Du du du du du du du du du~ Blackpink!
Saya yakin kalian pasti sudah familiar dengan lagu itu. Lagu yang judulnya merupakan onomatopea yang tidak jelas apa maknanya itu dibawakan oleh sebuah girlband asal Korea yang bernama Blackpink. Blackpink merupakan salah satu girlband paling tersohor di Korea saat ini, dan mereka dikontrak oleh salah satu e-commerce besar di Indonesia untuk iklan. Jadi paling tidak kalian paling tidak pernah mendengar lagu itu entah di mana.
Kita tahu bahwa demam K-Pop memang sedang merajalela. Kalau dulu kita pikir K-Pop sudah sangat populer, well, itu tidak ada apa-apanya dibandingkan dengan sekarang. Sebagai perbandingan, video musik boyband paling terkenal Super Junior membutuhkan waktu 9 tahun untuk mencapai 99 juta views di Youtube untuk single mereka yang berjudul "Sorry Sorry". Sedangkan BTS mencapai angka 295 juta views untuk single mereka "IDOL" hanya dalam kurun waktu 3 bulan.
Namun di sisi lain banyak pro-kontra mengenai Hallyu di tanah air, yang notabene merupakan negara konservatif. Bahkan semakin hari, gelombang pasang di Indonesia juga konservatif. Petisi yang menggugat iklan Blackpink di televisi hanya merupakan contoh kecil dari seberapa konservatifnya masyarakat Indonesia sekarang.
Terlepas dari itu, mungkin sebaiknya kita perlu mempelajari negara seperti apa Korea ini, yang menjadi negara satu-satunya di dunia yang berubah status dari ODA (Official Development Assistance) Recipient menjadi Donor. Asal kalian tahu, Indonesia masih berada dalam status Recipient alias penerima bantuan.
Selepas Perang Korea , Korea Selatan menjadi salah satu negara termiskin di dunia yang bahkan bisa dibilang setara dengan negara-negara Sub-Sahara. Pada tahun 1960, Korea Selatan saat itu lebih miskin daripada Korea Utara, dengan nominal GDP per kapita hanya $76 menurut data World Bank. GDP per kapita Korea Selatan bahkan lebih rendah dari Sudan ($124,5) dan Bangladesh ($88). Pada tahun 2017, GDP per kapita Korea Selatan mencapai 35.938 dolar Amerika, hampir 10 kali lipat GDP per kapita Indonesia yang berada di nominal 3.846 dolar. Sedangkan Korea Utara hanya mencapai angka 1.800 dolar Amerika.

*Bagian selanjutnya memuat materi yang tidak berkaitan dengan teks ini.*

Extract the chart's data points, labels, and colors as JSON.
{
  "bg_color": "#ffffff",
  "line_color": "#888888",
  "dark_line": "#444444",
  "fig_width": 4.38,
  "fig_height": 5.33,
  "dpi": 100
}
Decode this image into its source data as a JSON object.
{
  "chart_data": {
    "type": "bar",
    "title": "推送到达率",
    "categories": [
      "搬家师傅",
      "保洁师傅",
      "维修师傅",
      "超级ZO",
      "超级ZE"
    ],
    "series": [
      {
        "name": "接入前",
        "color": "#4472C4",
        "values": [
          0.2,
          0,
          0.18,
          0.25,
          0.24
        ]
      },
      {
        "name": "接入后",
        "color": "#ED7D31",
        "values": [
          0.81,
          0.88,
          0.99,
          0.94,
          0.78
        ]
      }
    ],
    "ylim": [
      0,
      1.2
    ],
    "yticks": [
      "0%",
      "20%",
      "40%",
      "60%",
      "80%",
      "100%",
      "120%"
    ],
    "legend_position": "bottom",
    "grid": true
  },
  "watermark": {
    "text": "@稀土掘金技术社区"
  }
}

Padahal, Korea Selatan bisa dibilang miskin sumber daya alam. Sekitar 60% tanah di Korea Selatan merupakan tanah kapur yang tidak subur untuk ditanami. Hal ini berbanding terbalik dengan Indonesia yang tanahnya amat subur dan nyaris apapun tersedia, sampai-sampai ada ungkapan apabila kita membuang biji di halaman belakang, maka biji tersebut akan tumbuh dengan sendirinya.
Indonesia juga merupakan salah satu negara dengan luas hutan terbesar di dunia. Dari hutan tersebut, Indonesia memiliki sumber daya kehutanan yang melimpah dan menjadikannya sebagai salah satu produsen kayu dengan kuantitas besar di dunia. Salah satu komoditas andalan adalah kayu lapis.
Akhir November lalu, Asosiasi Panel Kayu Indonesia (APKINDO) baru saja melantik ketua umum baru. Beliau adalah mantan Dirjen Planologi Kehutanan Bambang Soepijanto.
Pengalaman Bambang Soepijanto yang sudah malang-melintang di dunia kehutanan Indonesia dirasa cukup mumpuni untuk mengampu amanah sebagai Ketua Umum APKINDO.
Pada saat pelantikan, beliau mengatakan akan kebutuhan dunia akan kayu lapis tidak akan pernah berubah, namun justru akan semakin meningkat.